Extensive diversification is a common feature of Pseudomonas aeruginosa populations during respiratory infections in cystic fibrosis

Abstract

Background: Populations of the Liverpool Epidemic Strain (LES) of Pseudomonas aeruginosa undergo extensive diversification in the cystic fibrosis (CF) lung during long-term chronic infections.

Methods: We analyzed sets of 40 isolates from the sputa of five CF patients, each chronically infected with a different non-LES strain of P. aeruginosa. For each sample (two per patient), diversity was assessed by characterizing nine phenotypic traits.

Results: All P. aeruginosa populations were highly diverse, with the majority of phenotypic variation being due to within-sample diversity.

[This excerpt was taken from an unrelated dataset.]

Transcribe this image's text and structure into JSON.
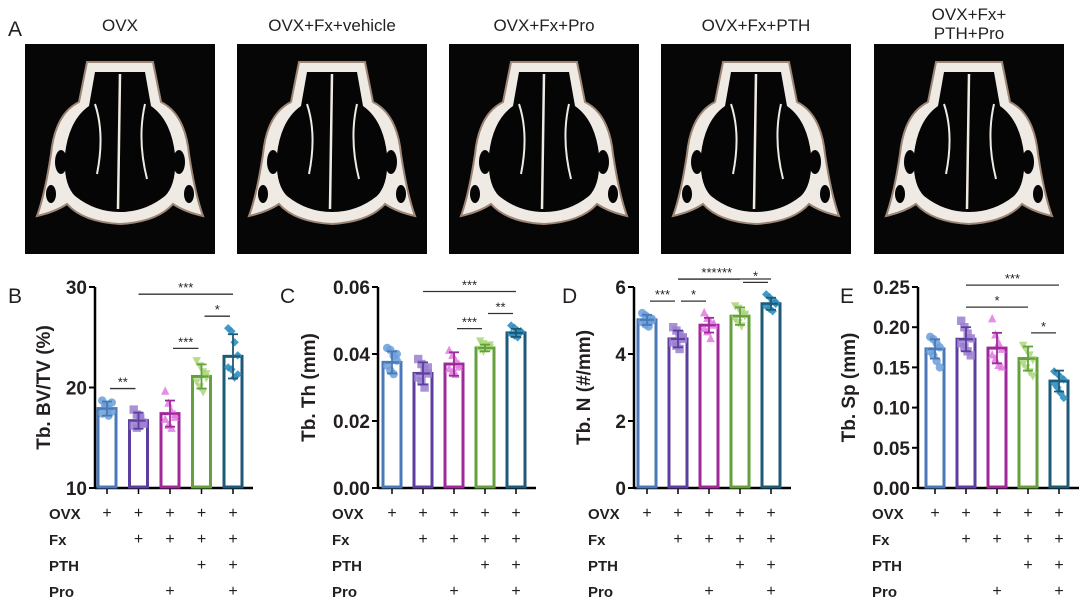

Conclusions: Maintenance of diverse populations in the CF lung is a common feature of P. aeruginosa infections.

Keywords: Cystic fibrosis; Population biology; Pseudomonas aeruginosa.

Supplementary Fig. 1

P. aeruginosa sub-types isolated from LES and non-LES patients. The figure shows an eBURST representation (http://eburst.mlst.net/) of all sub-types found amongst P. aeruginosa isolates from the five LES-infected and 5 non-LES infected CF patients, based on the nine phenotypic traits tested. Each dot represents a different sub-type. Sub-types differing in one characteristic are linked by a single band. The size of a dot reflects the relative abundance of the sub-type. The sub-types are arbitrarily numbered. Pink numbers represent sub-types found in both groups (LES and non-LES); Green numbers and black numbers represent sub-types found only in the LES group and non-LES group respectively.

Fig. 1

Comparisons between non-LES and LES samples. (a) Diversity within LES and non-LES samples is calculated from the probability of two isolates within a sample being of the same sub-type (p_share). Circles and triangles represent samples from the beginning and end of an exacerbation, respectively. No statistically differences in diversity were observed, either between non-LES and LES samples or between samples from the beginning versus end of an exacerbation. (b) Similarity between pairs of samples taken from the same patient. Similarity is calculated from the probability of two isolates from different samples being of the same haplotype (p_share). Circles represent pairs of samples taken at the beginning and end of an exacerbation and, hence, less than one month apart. Triangles represent pairs of samples taken at the beginning of separate exacerbations more than two months apart. Dotted lines indicate the mean level of similarity between samples from different patients within either the non-LES or the LES groups.